Ender indietreggiò, diede un colpetto alla testa di una doccia per sollevarla più in fuori e aprì il rubinetto dell’acqua calda. Il getto uscì, in un alone di vapore. Svelto aprì le altre docce della fila.
— Non ho paura dell’acqua bollente — disse sottovoce Bonzo, muovendosi verso di lui.
Ma a Ender non interessava l’acqua. Voleva il vapore. Aveva addosso una patina di sapone secco, e l’umidità avrebbe reso il suo corpo più sdrucciolevole di quel che Bonzo poteva gradire.
Improvvisamente dalla porta venne un grido: — Basta, fermati! — Per un attimo Ender pensò che fosse un insegnante capitato lì per caso, ma invece era Dink Meeker. Gli amici di Bonzo lo avevano immobilizzato sulla soglia, schiacciandolo col petto contro il montante della porta. Il ragazzo girò la testa. — Smettila, Bonzo! — urlò. — Guai a te, se gli fai del male.
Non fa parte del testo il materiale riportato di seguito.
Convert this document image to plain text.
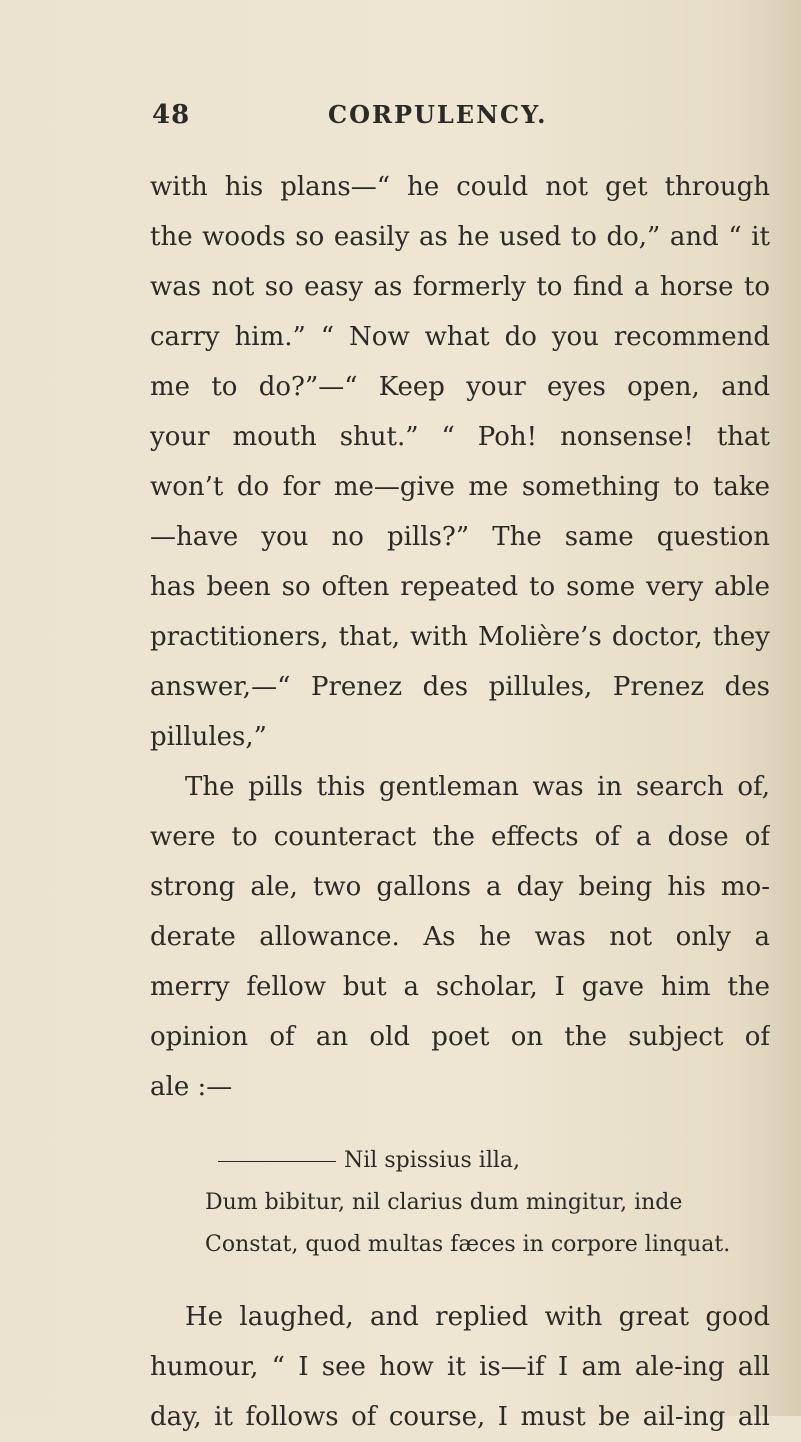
48	CORPULENCY.
with his plans—“ he could not get through
the woods so easily as he used to do,” and “ it
was not so easy as formerly to find a horse to
carry him.” “ Now what do you recommend
me to do?”—“ Keep your eyes open, and
your mouth shut.” “ Poh! nonsense! that
won’t do for me—give me something to take
—have you no pills?” The same question
has been so often repeated to some very able
practitioners, that, with Molière’s doctor, they
answer,—“ Prenez des pillules, Prenez des
pillules,”
The pills this gentleman was in search of,
were to counteract the effects of a dose of
strong ale, two gallons a day being his mo-
derate allowance. As he was not only a
merry fellow but a scholar, I gave him the
opinion of an old poet on the subject of
ale :—
Nil spissius illa,
Dum bibitur, nil clarius dum mingitur, inde
Constat, quod multas fæces in corpore linquat.
He laughed, and replied with great good
humour, “ I see how it is—if I am ale-ing all
day, it follows of course, I must be ail-ing all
Non puoi!
— E perché non posso, eh? — disse Bonzo, e per la prima volta sorrise. Ah, pensò Ender, gli piace far vedere a qualcuno che ha la situazione in mano, che è il più forte.
— Perché lui è il migliore, ecco perché! Chi altro può combattere gli Scorpioni come lui? È solo questo che conta, maledetti idioti, gli Scorpioni!
Bonzo smise di sorridere. Se doveva esserci una ragione inconfessabile per il suo odio, forse era proprio il sapere che Ender contava qualcosa per altra gente, mentre di sé non poteva dire lo stesso. Con le tue parole mi hai condannato, Dink. Per Bonzo, l’idea che io possa farmi onore anche fuori dalla Scuola è veleno.
Dove sono gli insegnanti? pensò, irritato. Non hanno capito che fra noi basta una lotta di pochi secondi per portare al dramma? Qui non siamo in sala di battaglia con addosso una tuta imbottita. Qui c’è la gravità, spigoli e angoli dove basta un colpo ed è la fine. Fermateci ora, o non ci fermerete più.
— Se lo tocchi sei uno sporco amico degli Scorpioni! — gridò Dink. — Sei un traditore. Se gli fai del male meriti di crepare! E io… uch! — Gli altri ragazzi gli fecero sbattere la faccia contro lo spigolo della porta, e lui si afflosciò con un gemito.
L’atmosfera del locale era annebbiata dal vapore e il corpo di Ender sudava, imperlato di umidità. Adesso, mentre sono ancora abbastanza scivoloso per le sue mani.